Affido. Cassazione: la sindrome da alienazione parentale non esiste

Il Giudice non può emettere un provvedimento di affido “super-esclusivo” a favore di uno solo dei genitori se non vi siano anche altri ed ulteriori elementi

Con ordinanza n.13217 del 17 maggio 2021, la Corte di Cassazione ha riformato una sentenza della Corte d’Appello di Venezia che, in un caso di genitori separati, aveva affidato la figlia minore in maniera esclusiva al padre e giudicato che la madre fosse inadeguata per il ruolo genitoriale in base a una semplice perizia che presupponeva l’esistenza della Sindrome c.d. da Alienazione Parentale (PAS).
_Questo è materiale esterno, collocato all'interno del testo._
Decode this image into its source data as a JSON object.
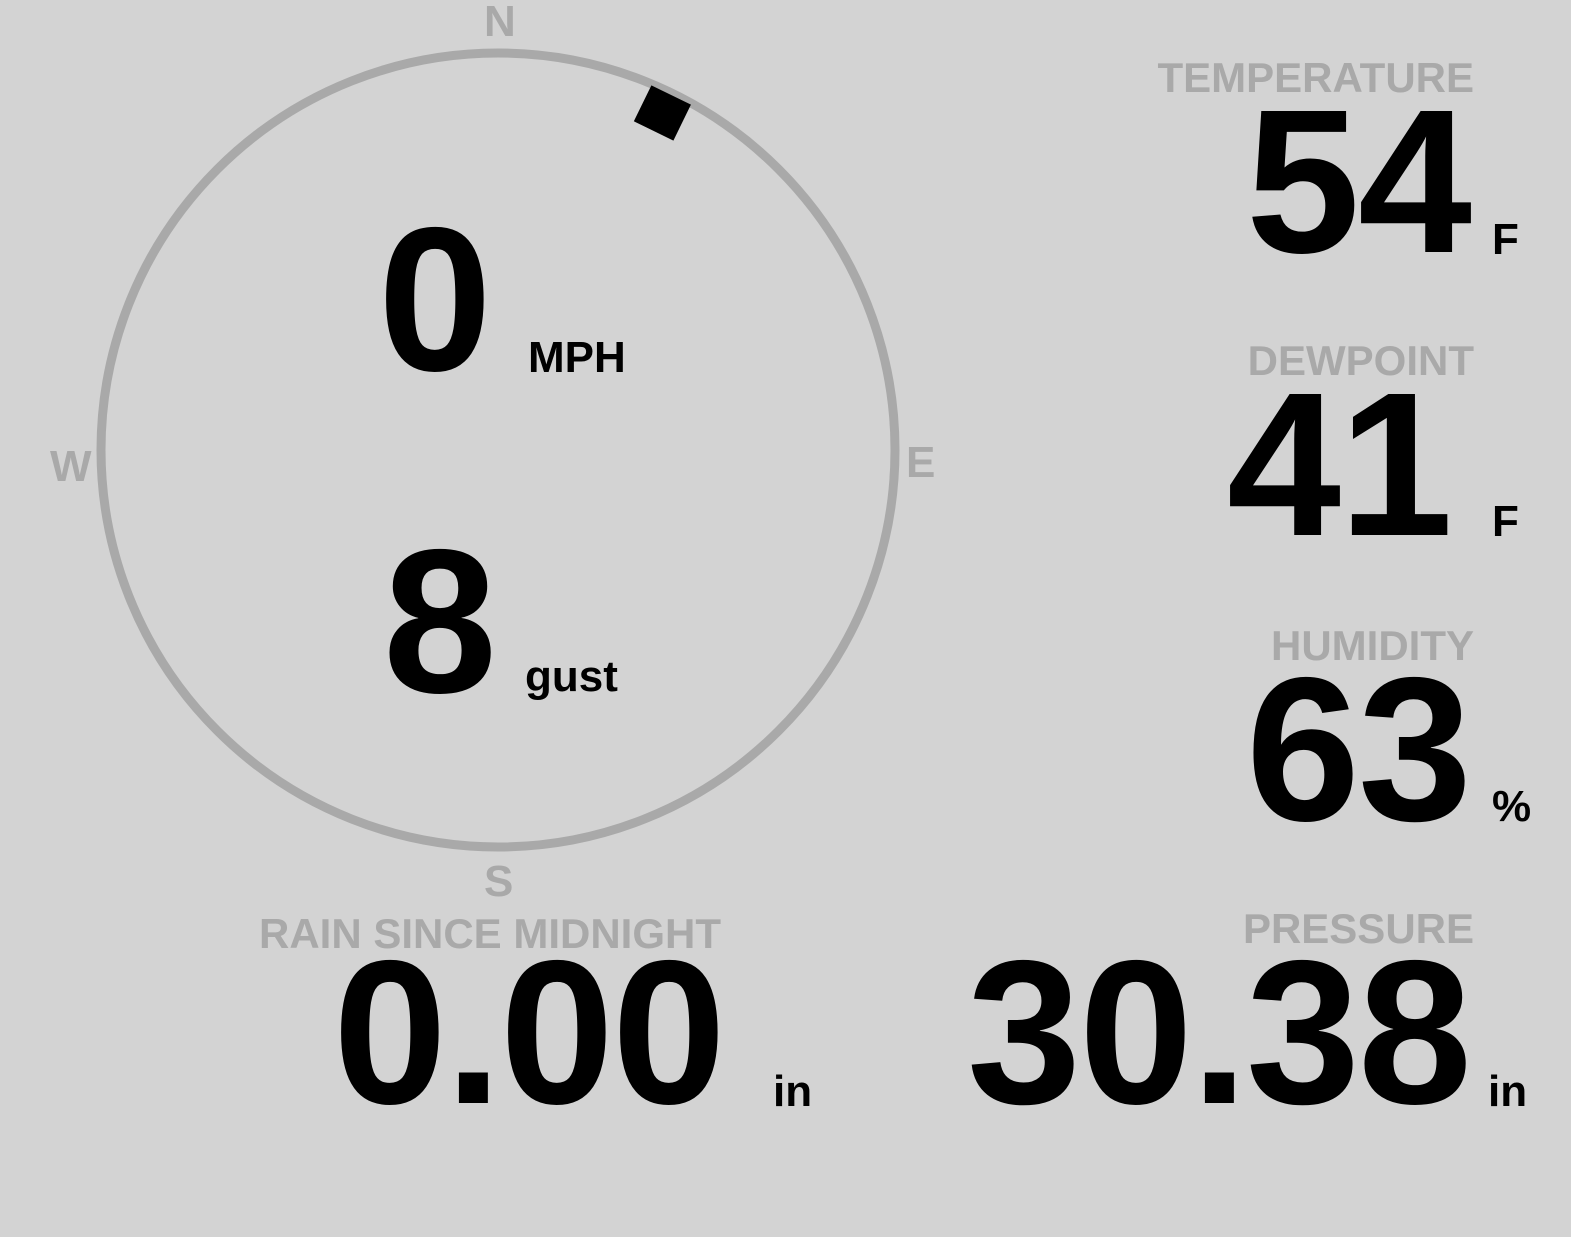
{
  "wind": {
    "speed": "0",
    "speed_unit": "MPH",
    "gust": "8",
    "gust_unit": "gust",
    "direction_degrees": 26,
    "compass": {
      "n": "N",
      "s": "S",
      "e": "E",
      "w": "W"
    }
  },
  "temperature": {
    "label": "TEMPERATURE",
    "value": "54",
    "unit": "F"
  },
  "dewpoint": {
    "label": "DEWPOINT",
    "value": "41",
    "unit": "F"
  },
  "humidity": {
    "label": "HUMIDITY",
    "value": "63",
    "unit": "%"
  },
  "rain": {
    "label": "RAIN SINCE MIDNIGHT",
    "value": "0.00",
    "unit": "in"
  },
  "pressure": {
    "label": "PRESSURE",
    "value": "30.38",
    "unit": "in"
  },
  "colors": {
    "background": "#d3d3d3",
    "muted": "#a9a9a9",
    "text": "#000000"
  }
}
Questa, elaborata da controverse teorie su cui non esiste un consenso universale della comunità scientifica, consiste in una dinamica psicologica che si riscontra nei casi di separazioni conflittuali tra genitori e, in particolare, in situazioni in cui un genitore allontana il figlio dall’altro genitore attribuendogli precisi comportamenti di distacco morale e materiale, sicché il bambino aderisce alle informazioni che gli vengono fornite dall’alienante credendo di scegliere autonomamente l’allontanamento dal genitore disprezzato.

La sentenza della Cassazione

Ebbene, secondo la Cassazione, dinanzi a valutazioni sull’esistenza di questa sindrome, il Giudice non può emettere un provvedimento di affido “super-esclusivo” a favore di uno solo dei genitori se non vi siano anche altri ed ulteriori elementi. “È necessario, in particolare – precisa la Corte di legittimità – che venga accertata la veridicità del fatto dei suddetti comportamenti”.

Inoltre, laddove il Giudice propenda per l’allontanamento del figlio dal genitore ritenuto pregiudizievole, è necessario anche verificare e motivare nella decisione la possibilità di effettuare percorsi che consentano il recupero delle capacità genitoriali. D’altra parte, sarà anche necessario valutare e illustrare, senza trascurare il diritto di ascolto dello stesso minorenne, le conseguenze dell’affidamento esclusivo a un solo genitore e dell’allontanamento della bambina dalla madre in anni delicati per lo sviluppo, anche nell’ottica di una comparazione tra le conseguenze dell’una o dell’altra soluzione.

La Cassazione richiama l’attenzione di tutti, in definitiva, sull’importanza di adattare le decisioni dei casi concreti alle persone realmente coinvolte, ai fatti che hanno caratterizzato la singola storia e all’interesse specifico dei figli minori senza che teorie o valutazioni precostituite degli stessi genitori e perfino di esperti e operatori possano giustificare la scelta sulla persona o le persone cui affidare i bambini.